▶ Innenraum & Ausstattung
Enorm großer Beinraum – gedämpfte Kopffreiheit ab einer Größe von 1,80 Meter
Außergewöhnlich für einen Kompakten ist beim Cupra Born wie beim ID.3 der Radstand. Einen Achsabstand von 2,77 Meter findet man üblicherweise erst in der Mittelklasse – beim 3er BMW sind es bspw. nur acht Zentimeter mehr. Die Frage ist, ob der weite Radstand in ein außergewöhnlich großzügiges Platzangebot mündet. Dort, wo wir es vermutet hätten, auf der Rückbank, heißt die Antwort nein.
Das liegt aber weniger am Radstand als an der aerodynamischen, beinahe coupe-artigen Dachform. Sie schränkt die Freiheit der Köpfe ein: wenn die Fondpassagiere größer sind als gut 1,80 Meter. Die Beine haben in diesem Fall nach wie vor genüsslich viel Bewegungsspielraum. Dass sich die Rücksitze, wie es bei Kompaktlimousinen der Brauch ist, nicht bewegen lassen, könne die Insassen deshalb problemlos verschmerzen. Der Kofferraum würde von einem Nach-vorne-Schieben aber profitieren.

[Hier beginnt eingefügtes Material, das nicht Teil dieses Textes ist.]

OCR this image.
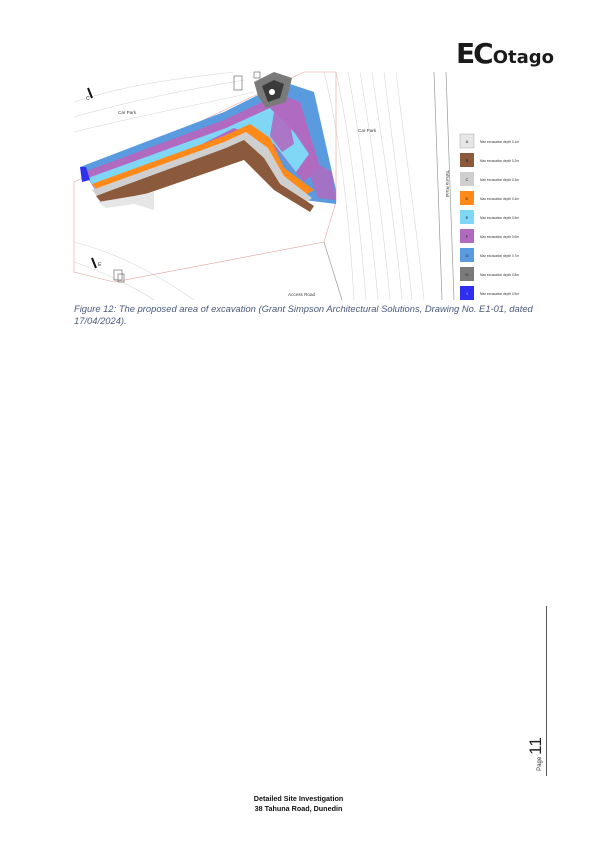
EC Otago
C
E
Car Park
Car Park
Access Road
Tahuna Road
A	Max excavation depth 0.1m
B	Max excavation depth 0.2m
C	Max excavation depth 0.3m
D	Max excavation depth 0.4m
E	Max excavation depth 0.5m
F	Max excavation depth 0.6m
G	Max excavation depth 0.7m
H	Max excavation depth 0.8m
I	Max excavation depth 0.9m
Figure 12: The proposed area of excavation (Grant Simpson Architectural Solutions, Drawing No. E1-01, dated 17/04/2024).
Page
11
Detailed Site Investigation
38 Tahuna Road, Dunedin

Großer praktischer Kofferraum, hohe Ladekante
Nötig hat das der Cupra Born aber nicht. Der Kofferraum fällt mit einem Fassungsvermögen von 385 bis 1.267 Litern recht groß aus: minimal größer als der eines VW Golf – und auch größer als bspw. der eines Opel Astra Electric. Praktisch und flexibel nutzbar ist er überdies, u.a. dank der mehrteiligen Rücksitzlehne. Wie die Durchlade-Option des Mittelelements gehört die geteilte Lehne zur Serienausstattung. Der variable Ladeboden kostet hingegen extra.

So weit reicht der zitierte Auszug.